Franz Marc specialized in painting animals and was draw to them from early on in his career. Birth of the Horses is kept in the Ball State Museum of Art, Indiana.

Many of his paintings are housed in museums worldwide including several across the United states. Some of his almost Cubist portrayal of animals were made in woodcut and lithography.

He believed the horse to be a powerful symbol of nature, energy and grace and he attempted to explore feelings that had never been explored by his forefathers in the world of painting.

He painted many pictures of horses, including Leaping Horses (Springende Pferde) which is unique because he attempted to apply divisionist or pointillist techniques in this work. In his paintings Franz March likes to unify animals with the landscape. By using an undercurrent of abstraction he brings form and colour together. There is a similarity between this painting and Neo-Impressionist Paul Signac who also used pure colour in block like marks.

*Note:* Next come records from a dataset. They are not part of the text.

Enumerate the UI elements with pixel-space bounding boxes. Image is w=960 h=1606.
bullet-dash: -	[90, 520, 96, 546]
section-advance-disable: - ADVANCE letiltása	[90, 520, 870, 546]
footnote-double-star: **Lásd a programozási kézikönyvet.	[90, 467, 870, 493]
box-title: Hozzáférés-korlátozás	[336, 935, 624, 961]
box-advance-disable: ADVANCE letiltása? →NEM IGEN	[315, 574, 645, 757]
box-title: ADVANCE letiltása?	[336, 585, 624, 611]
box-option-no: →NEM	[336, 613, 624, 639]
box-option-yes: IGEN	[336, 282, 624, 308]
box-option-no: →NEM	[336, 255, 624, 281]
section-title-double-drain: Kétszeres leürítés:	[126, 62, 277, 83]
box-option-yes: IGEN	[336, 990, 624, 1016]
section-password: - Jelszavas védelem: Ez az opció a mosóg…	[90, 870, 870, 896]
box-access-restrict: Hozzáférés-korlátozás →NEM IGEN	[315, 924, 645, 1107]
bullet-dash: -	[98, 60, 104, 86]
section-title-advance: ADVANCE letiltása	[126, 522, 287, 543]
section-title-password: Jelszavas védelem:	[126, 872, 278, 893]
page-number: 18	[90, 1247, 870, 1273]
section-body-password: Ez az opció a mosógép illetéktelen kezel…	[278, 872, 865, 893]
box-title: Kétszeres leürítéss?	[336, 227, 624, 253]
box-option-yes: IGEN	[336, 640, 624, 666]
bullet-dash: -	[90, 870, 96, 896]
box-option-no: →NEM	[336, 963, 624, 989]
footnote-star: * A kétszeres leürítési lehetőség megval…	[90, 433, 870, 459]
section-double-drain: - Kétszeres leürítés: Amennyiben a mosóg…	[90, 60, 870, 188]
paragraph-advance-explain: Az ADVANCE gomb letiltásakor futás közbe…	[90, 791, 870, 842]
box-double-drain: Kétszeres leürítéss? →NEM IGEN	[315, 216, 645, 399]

His use of colour also stems from viewing and exhibition of the highly coloured work done by Vincent Van Gogh and the influence of Cubist Art.

He is particularly famous for the production of paintings that are of curvaceous horses, boldly coloured in richly expressionist yellows, reds, blues and mauves. These animals are always located in abstracted, flowing landscapes. Large Red Horses (1911) is another much reproduced example of this. There is no joy or calm conveyed in the diminutive and contorted poses of the iconic painting the animals – deer and horses.

The contrasting explosion of colour seems to completely overwhelm these creatures. Some say this work portrays the war to come and may even be prophetically representing the artist's death in battle with the brownish film (suggestive of blood) covering one area of the painting.